Detection opportunities
Genuinely rare in benign software. The flagship legitimate use is Explorer's pinned-network-drive disconnect path (Explorer fires NtCancelSynchronousIoFile to unstick the I/O thread blocking on a dead SMB share). Outside that narrow context, calls are suspicious. The high-fidelity signal is *cross-process*: thread A in process X calls NtCancelSynchronousIoFile with a handle to thread B in process Y, where Y is a service or EDR component. ETW `Microsoft-Windows-Kernel-Process` plus the cross-process handle-open events from `Microsoft-Windows-Kernel-Audit-API-Calls` correlate the open + cancel pair.
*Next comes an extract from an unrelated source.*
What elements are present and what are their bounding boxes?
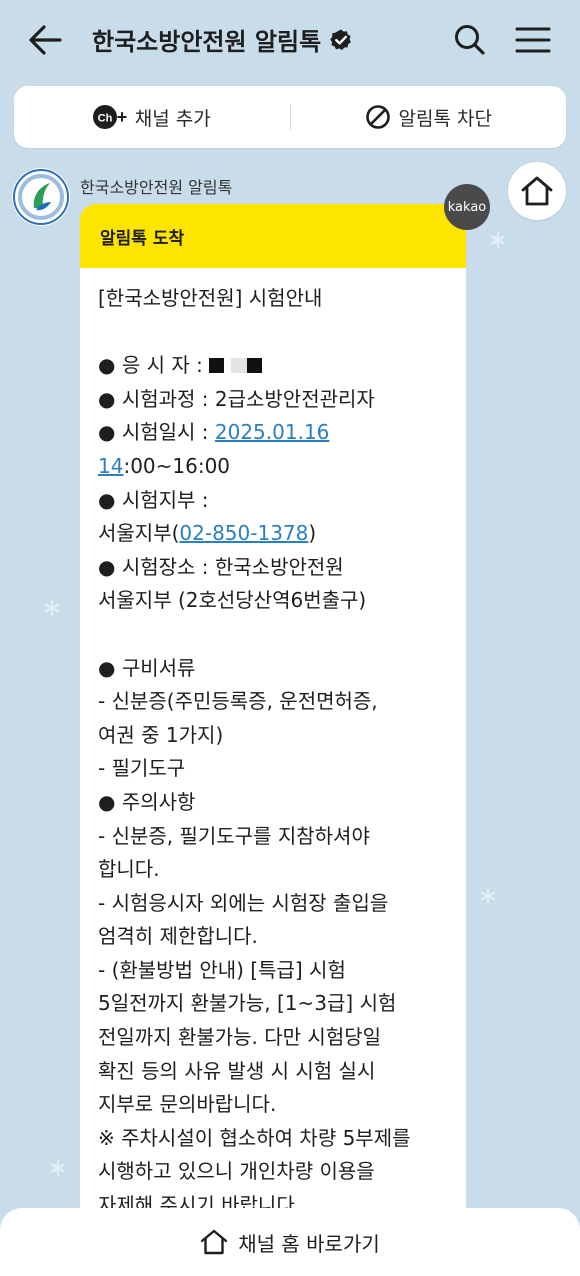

Tightening ACLs on EDR service threads (so non-SYSTEM can't acquire THREAD_TERMINATE) defeats the bypass before the syscall is reachable.
Direct syscall examples
asmx64 stub (Win11 24H2 SSN 0x95)
; Direct syscall stub for NtCancelSynchronousIoFile
NtCancelSynchronousIoFile PROC
mov r10, rcx ; syscall convention
mov eax, 95h ; SSN (Win11 24H2 / Server 2025)
syscall
ret
NtCancelSynchronousIoFile ENDPcUnstick an injected worker thread
// Free a thread we injected into a target process that ended up blocked
// in a synchronous I/O wait, so the injection can be cleanly unwound.
#include <windows.h>
typedef struct _IO_STATUS_BLOCK {
union { NTSTATUS Status; PVOID Pointer; };
ULONG_PTR Information;
} IO_STATUS_BLOCK, *PIO_STATUS_BLOCK;
typedef NTSTATUS (NTAPI *pNtCancelSynchronousIoFile)(
HANDLE ThreadHandle, PIO_STATUS_BLOCK IoRequestToCancel,
PIO_STATUS_BLOCK IoStatusBlock);
NTSTATUS Unstick(HANDLE h_thread) {
pNtCancelSynchronousIoFile NtCancelSynchronousIoFile =
(pNtCancelSynchronousIoFile)GetProcAddress(
GetModuleHandleA("ntdll.dll"), "NtCancelSynchronousIoFile");
IO_STATUS_BLOCK out = {0};
return NtCancelSynchronousIoFile(h_thread, NULL, &out);
}rustExplorer-style dead-SMB recovery
// Defensive use: cancel a synchronous IO blocking a worker thread we own.
use windows_sys::Win32::Foundation::HANDLE;
use windows_sys::Win32::System::IO::CancelSynchronousIo;
pub unsafe fn cancel_blocked(h_thread: HANDLE) -> bool {
// CancelSynchronousIo(h) wraps NtCancelSynchronousIoFile with IRP=NULL.